他の企業に委託しているものをどのように安くするかです。
BPOから自社内に仕事を内製するようにする。
または、BPOをしている企業に導入をさせて、導入によるコスト削減の一部をフィーとして与えることでモチベーションにさせる方法です。
中小企業は採用コストや人件費
外部に委託していない中小企業であれば、比較するのは採用コストや人件費(維持費)でしょう。内部であん分的にコスト計算していなければ見えにくい点ですが。
そして、最近の採用コストは上がってきています。また、一人の人が定着するための背策を実行できない企業においては、費用計算の算定基礎が高くなります。
つまり、RPAの導入により費用削減しやすくなっているということです。
そして一番必要な目線は、個人の自己実現です。
自己実現、キャリアコストのためのRPA
一昔前まで何の疑問も持たずにしてもらっていた単純作業。今は、キャリア形成のために不要なものと思われています。
雑務をいくら積んでも目的のものに達しない。あるいは、達すると思われないのです。
だから、雑務を進んでしてくれる人を見つけられない。
雑務を人がやるメインの仕事にしてしまうと、キャリア形成感覚を阻害したり、長期の雇用から人が去っていくことにつながります。
考える仕事、創造性の高い仕事。もっと言えば人間がしないといけない仕事をしている感覚を従業員に与えることがキャリアを続けてもらうために必要な考え方です。
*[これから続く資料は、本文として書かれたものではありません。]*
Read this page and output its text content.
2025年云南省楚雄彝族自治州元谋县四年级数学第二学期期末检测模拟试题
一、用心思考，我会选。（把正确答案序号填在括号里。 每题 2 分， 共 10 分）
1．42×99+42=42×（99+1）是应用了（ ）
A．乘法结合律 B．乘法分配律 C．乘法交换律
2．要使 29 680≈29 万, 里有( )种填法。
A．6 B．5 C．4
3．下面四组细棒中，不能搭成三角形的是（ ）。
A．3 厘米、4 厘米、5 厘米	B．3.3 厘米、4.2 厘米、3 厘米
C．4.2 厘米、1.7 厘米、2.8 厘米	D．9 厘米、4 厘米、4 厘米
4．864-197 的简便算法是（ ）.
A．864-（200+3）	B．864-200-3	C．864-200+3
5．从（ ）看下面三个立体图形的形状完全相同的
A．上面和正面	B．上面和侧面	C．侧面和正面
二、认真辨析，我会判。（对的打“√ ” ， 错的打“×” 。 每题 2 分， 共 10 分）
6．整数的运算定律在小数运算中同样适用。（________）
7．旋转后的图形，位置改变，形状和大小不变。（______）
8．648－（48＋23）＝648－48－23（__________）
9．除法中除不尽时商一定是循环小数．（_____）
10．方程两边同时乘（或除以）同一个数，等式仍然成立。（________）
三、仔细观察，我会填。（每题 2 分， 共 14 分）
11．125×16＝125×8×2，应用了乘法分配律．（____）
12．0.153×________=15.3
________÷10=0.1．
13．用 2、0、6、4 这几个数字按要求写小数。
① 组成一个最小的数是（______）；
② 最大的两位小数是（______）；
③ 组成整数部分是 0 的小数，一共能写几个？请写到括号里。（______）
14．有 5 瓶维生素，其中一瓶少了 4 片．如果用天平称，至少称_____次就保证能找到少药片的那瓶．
だから、RPA導入コストが高くついても、採用への将来投資と考えて導入する中小企業が増えていくべきでしょう。
コスト削減のための投資ではなく、未来への投資です。この観点があれば中小企業がRPAで仕事効率化をしようというコスト意識に目を向けやすいです。
一つのRPA導入の足がかりとしてみてみてください。
【編集後記】
新居での、工事の際の糊材がなかなか取れません。こういうのはシンナーで磨くといいんですね。気が付いて実行して、やっとキレイになりました。
【昨日のはじめて】
濃厚たまごのカスタードシュークリーム
【子どもと昨日】
アデノウィルスが発見されて二日目。今日も高熱が出続けました。
体力があるうちはそれでもなんとか遊んでいるのですが、鼻水も固まってくれば苦しいし、食も進みません。
帰ってきて会うと、玄関で待っててくれました。
心細かったようで、すぐに「ねんねする」と。すぐに寝ました。
時間日薬ですね。こちらもうつりかけですが、予防しつつ耐えます。